Membership Smiling on the Phone

Anyone who has done their one minute elevator speech knows how hard it is to condense all the nuances of your business into such a short time frame. But that’s the beauty of the elevator pitch—it makes you think about what is important to your audience and makes you look a little deeper at what message you want to convey. Like a sonnet, a well-crafted elevator pitch is more powerful because it is concise and confined.

In my elevator pitch, I rarely attempt to explain all the things that the Chamber of Commerce does for the business community, because there is no way to get it all in—and besides, the Chamber offers very different things to different members. For small business and start-ups, it is about networking, connecting, learning and saving money. For many it is about being a part of a dynamic business community or lending legitimacy to their organization. For many it is simply about supporting our advocacy role as “the voice of business” in the Tri-Cities, less about what they get and more about giving back.

Often I tell people that my job is to recruit new members and to make sure that our current members are happy with their membership so that when it is time to renew they do so without hesitation. We value each and every member and take the decision to renew or not to renew very seriously.

The process of retaining members is one that every Chamber struggles with. The key is to make sure that you are providing value and communicating that value effectively. It is important to know why members join, why they stay and what is happening in individual businesses and industries that may help us shape our policies.

The most effective way to get this information is to pick up the phone and call our members. With over 800 of you, the task is fairly daunting, but it is crucial to our retention efforts.

Each call is different. Many of our members I have never met so it’s a good opportunity for me to get to know them, to find out what is unique about their business and who are their ideal clients. I also like to ask if there is anything impacting their business that they want the Chamber to know about.

Sometimes the calls are difficult because business people are busy and don’t have the time for abstract questions. I know not to take it personally. Most of the time, I enjoy the conversations I have and learn something new every time. Some tell me about their challenges and there are a few common themes—difficulty hiring skilled workers, apprehension about the changing winds of provincial politics, or frustration (still) about the HST referendum results.  Most commonly I hear about the struggle to get back on track after the economic downturn.

Occasionally I hear from businesses that are growing rapidly and trying to keep up. One company recently told me about a huge multimillion dollar contract they just won. Often I hear relief that business finally started to pick up again in the first quarter of this year.
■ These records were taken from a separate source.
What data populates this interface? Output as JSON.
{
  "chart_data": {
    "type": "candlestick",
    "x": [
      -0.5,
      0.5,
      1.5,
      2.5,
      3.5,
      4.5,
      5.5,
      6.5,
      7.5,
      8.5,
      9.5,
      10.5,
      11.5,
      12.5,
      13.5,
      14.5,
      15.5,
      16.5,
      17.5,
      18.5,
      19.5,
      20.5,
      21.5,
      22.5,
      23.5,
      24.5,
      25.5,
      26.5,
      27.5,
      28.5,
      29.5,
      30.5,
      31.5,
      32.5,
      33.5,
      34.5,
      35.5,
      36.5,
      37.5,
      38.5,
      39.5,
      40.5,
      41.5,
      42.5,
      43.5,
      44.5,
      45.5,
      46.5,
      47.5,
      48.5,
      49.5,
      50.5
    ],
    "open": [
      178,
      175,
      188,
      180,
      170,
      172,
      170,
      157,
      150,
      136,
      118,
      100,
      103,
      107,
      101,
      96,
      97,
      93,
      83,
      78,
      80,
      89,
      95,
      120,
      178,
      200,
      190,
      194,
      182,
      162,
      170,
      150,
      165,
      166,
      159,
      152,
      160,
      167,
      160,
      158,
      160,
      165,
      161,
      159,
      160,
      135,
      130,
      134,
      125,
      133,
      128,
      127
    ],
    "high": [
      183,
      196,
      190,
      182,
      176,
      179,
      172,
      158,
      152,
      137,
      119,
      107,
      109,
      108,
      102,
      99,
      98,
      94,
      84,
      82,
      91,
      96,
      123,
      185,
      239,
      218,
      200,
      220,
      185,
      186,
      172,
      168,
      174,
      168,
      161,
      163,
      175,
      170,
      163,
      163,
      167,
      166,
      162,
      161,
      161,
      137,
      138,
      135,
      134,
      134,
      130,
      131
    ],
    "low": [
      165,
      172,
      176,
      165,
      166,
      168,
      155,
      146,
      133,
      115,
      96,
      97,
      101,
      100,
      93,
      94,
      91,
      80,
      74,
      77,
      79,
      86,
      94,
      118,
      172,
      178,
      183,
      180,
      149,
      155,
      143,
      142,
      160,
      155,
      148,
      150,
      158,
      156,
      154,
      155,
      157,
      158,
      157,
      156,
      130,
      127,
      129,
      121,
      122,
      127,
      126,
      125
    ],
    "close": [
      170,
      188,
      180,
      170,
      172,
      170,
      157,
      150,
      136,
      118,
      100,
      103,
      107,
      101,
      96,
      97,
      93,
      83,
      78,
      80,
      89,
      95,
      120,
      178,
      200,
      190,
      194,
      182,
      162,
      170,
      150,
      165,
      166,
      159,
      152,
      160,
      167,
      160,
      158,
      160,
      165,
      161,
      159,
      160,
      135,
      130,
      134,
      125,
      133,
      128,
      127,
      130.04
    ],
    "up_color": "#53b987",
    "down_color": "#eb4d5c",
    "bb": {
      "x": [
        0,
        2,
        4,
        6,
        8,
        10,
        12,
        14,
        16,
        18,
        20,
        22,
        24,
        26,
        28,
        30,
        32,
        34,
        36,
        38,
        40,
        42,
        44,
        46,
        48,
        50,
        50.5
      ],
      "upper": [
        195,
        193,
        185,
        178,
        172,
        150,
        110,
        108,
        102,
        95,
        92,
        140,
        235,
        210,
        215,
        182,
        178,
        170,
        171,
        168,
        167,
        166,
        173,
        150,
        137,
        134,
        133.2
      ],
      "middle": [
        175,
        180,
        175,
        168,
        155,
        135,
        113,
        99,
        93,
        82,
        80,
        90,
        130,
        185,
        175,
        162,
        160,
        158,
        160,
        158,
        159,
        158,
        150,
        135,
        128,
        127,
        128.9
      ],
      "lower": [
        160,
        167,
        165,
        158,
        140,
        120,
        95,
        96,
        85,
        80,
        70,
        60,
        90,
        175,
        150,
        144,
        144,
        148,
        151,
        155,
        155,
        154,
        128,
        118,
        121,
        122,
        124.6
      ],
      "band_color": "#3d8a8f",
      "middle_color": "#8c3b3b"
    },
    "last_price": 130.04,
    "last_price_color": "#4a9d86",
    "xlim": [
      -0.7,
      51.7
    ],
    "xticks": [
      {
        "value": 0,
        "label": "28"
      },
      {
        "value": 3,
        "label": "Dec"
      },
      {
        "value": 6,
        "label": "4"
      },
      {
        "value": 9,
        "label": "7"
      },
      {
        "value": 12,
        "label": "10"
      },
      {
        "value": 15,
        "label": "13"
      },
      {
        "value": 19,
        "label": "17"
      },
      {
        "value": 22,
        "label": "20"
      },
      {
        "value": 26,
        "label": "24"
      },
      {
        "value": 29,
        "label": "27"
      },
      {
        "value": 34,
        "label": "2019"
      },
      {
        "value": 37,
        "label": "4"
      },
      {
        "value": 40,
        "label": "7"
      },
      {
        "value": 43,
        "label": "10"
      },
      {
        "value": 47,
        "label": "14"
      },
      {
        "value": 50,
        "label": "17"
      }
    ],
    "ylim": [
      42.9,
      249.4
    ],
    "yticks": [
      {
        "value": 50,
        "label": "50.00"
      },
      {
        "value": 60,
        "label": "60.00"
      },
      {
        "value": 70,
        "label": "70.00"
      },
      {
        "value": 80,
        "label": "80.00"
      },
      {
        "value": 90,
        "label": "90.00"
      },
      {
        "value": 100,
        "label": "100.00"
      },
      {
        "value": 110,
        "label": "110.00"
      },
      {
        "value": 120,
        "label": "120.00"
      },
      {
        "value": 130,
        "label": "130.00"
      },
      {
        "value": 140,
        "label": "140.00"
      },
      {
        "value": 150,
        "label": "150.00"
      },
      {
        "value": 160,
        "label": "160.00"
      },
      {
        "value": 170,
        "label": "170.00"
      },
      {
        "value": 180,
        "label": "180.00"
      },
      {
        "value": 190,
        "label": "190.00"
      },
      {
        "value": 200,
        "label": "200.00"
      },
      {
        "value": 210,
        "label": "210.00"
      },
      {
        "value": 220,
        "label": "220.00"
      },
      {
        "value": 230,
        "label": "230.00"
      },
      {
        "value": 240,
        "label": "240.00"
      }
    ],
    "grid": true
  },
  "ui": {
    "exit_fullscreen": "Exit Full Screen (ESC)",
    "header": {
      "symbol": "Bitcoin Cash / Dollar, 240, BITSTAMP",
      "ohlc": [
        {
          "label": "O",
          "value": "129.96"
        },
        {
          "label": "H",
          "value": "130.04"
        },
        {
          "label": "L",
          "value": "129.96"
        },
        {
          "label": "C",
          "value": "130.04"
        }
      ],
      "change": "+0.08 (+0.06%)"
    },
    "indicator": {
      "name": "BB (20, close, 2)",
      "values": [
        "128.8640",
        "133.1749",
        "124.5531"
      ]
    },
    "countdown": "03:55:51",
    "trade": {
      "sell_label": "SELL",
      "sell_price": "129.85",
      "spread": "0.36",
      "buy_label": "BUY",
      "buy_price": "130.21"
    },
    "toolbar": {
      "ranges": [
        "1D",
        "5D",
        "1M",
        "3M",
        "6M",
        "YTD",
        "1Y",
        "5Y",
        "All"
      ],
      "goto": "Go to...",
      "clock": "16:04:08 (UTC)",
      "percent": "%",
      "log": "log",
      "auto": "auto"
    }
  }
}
I feel very grateful when business owners take the time to talk to me and tell me about their experiences. Time is the most valuable thing that we all have and there never seems to be enough of it in a day, especially for business people. When I hang up the phone after a long chat with a member, especially one I have not met before, I get excited about what we are doing here at the Chamber and the possibilities that we have to help the business community thrive in the Tri-Cities.

The more we learn about what our membership is facing, the better we are able to serve you. It is important that our members know how much we value each of you and that we really do care.